Her argument was compelling. “Kansas City is actually run by the city manager, so the mayor has essentially the same duties that Mayor McCheese has in McDonaldland. I enjoy a delicious burger, therefore I feel more or less qualified and quite confident that I could handle a large pair of prop scissors as well as anyone else,” she contended.

“But what makes a mediocrity like me stand out in this crowd of other mediocrities?
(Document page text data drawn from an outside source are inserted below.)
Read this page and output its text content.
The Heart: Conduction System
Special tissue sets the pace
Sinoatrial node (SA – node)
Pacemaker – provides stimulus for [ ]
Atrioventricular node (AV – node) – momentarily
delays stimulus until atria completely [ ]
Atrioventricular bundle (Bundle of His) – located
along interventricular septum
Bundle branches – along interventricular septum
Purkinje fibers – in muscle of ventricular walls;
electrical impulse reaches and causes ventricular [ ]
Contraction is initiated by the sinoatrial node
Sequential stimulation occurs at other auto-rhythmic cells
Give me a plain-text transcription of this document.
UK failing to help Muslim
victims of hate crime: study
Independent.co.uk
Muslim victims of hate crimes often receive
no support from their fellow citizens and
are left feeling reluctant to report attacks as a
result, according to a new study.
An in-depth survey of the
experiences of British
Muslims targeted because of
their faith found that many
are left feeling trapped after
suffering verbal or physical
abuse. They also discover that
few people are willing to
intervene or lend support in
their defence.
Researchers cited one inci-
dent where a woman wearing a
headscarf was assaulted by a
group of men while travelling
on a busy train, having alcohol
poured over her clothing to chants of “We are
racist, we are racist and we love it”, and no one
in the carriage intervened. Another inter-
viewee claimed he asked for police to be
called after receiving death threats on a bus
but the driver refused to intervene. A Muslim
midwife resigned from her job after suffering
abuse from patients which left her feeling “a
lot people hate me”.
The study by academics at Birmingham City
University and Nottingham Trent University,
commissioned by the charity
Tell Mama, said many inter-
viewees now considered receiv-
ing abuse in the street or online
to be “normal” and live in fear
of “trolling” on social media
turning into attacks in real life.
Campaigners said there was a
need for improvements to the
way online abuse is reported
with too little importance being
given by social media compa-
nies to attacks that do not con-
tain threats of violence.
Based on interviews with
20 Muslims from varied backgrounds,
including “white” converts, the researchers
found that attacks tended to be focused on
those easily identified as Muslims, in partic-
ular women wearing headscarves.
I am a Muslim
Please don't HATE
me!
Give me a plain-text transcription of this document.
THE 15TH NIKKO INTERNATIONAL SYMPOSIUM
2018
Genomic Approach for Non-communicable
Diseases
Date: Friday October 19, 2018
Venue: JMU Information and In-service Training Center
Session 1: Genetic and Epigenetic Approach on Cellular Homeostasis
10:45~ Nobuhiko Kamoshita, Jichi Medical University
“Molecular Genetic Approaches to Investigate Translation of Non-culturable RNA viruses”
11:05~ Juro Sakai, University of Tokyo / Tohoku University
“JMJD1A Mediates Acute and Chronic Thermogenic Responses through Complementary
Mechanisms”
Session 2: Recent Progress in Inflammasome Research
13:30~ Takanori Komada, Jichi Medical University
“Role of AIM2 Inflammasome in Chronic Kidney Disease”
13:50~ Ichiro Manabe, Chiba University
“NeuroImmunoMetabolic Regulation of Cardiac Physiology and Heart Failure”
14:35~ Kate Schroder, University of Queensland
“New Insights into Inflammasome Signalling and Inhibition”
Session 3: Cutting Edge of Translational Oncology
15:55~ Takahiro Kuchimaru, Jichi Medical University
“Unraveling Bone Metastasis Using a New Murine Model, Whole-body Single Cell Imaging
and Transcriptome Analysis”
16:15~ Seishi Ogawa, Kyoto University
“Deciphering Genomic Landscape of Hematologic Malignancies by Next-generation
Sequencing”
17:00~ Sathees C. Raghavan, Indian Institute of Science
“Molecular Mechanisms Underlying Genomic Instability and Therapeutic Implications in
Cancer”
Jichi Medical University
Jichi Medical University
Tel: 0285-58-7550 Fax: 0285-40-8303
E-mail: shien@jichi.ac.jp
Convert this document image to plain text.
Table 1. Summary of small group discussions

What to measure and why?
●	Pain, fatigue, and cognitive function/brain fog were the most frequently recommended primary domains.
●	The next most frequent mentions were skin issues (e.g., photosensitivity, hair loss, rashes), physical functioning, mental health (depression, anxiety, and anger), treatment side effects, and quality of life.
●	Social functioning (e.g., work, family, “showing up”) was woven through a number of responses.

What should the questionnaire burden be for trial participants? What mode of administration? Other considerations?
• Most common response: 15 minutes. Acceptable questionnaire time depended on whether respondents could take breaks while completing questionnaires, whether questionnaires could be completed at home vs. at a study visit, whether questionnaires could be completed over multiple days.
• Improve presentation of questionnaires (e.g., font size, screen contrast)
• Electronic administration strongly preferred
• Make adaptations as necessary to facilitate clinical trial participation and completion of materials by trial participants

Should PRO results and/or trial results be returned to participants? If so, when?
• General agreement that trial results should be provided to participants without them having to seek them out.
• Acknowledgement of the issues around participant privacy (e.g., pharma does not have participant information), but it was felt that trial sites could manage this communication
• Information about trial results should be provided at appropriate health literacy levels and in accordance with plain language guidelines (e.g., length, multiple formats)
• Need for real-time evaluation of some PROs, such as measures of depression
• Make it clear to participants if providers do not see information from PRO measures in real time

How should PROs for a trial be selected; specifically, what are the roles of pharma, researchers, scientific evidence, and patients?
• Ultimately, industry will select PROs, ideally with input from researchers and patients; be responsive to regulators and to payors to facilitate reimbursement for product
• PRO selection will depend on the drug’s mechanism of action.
Well, I believe that I run zero risk of assassination, therefore I can save the city over $100,000 a year by eliminating the round-the-clock security that the city currently provides to the mayor … I own my own car and am already licensed and insured, saving at least another 50 large right there!”

Despite her lack of experience, she demonstrated an acute political savvy. “To ensure that I’m pandering adequately to the single-issue KC voters,” she wrote, “I’m pleased to go ‘on the record’ advocating the return of the free trash bags.”

I haven’t heard how hungover she is after Tuesday’s primary, but presumably she’s still in the running. That’s M-A-U-R-E-E-N L-A-W-L-O-R.

Either that, or I can give you the name of a good therapist.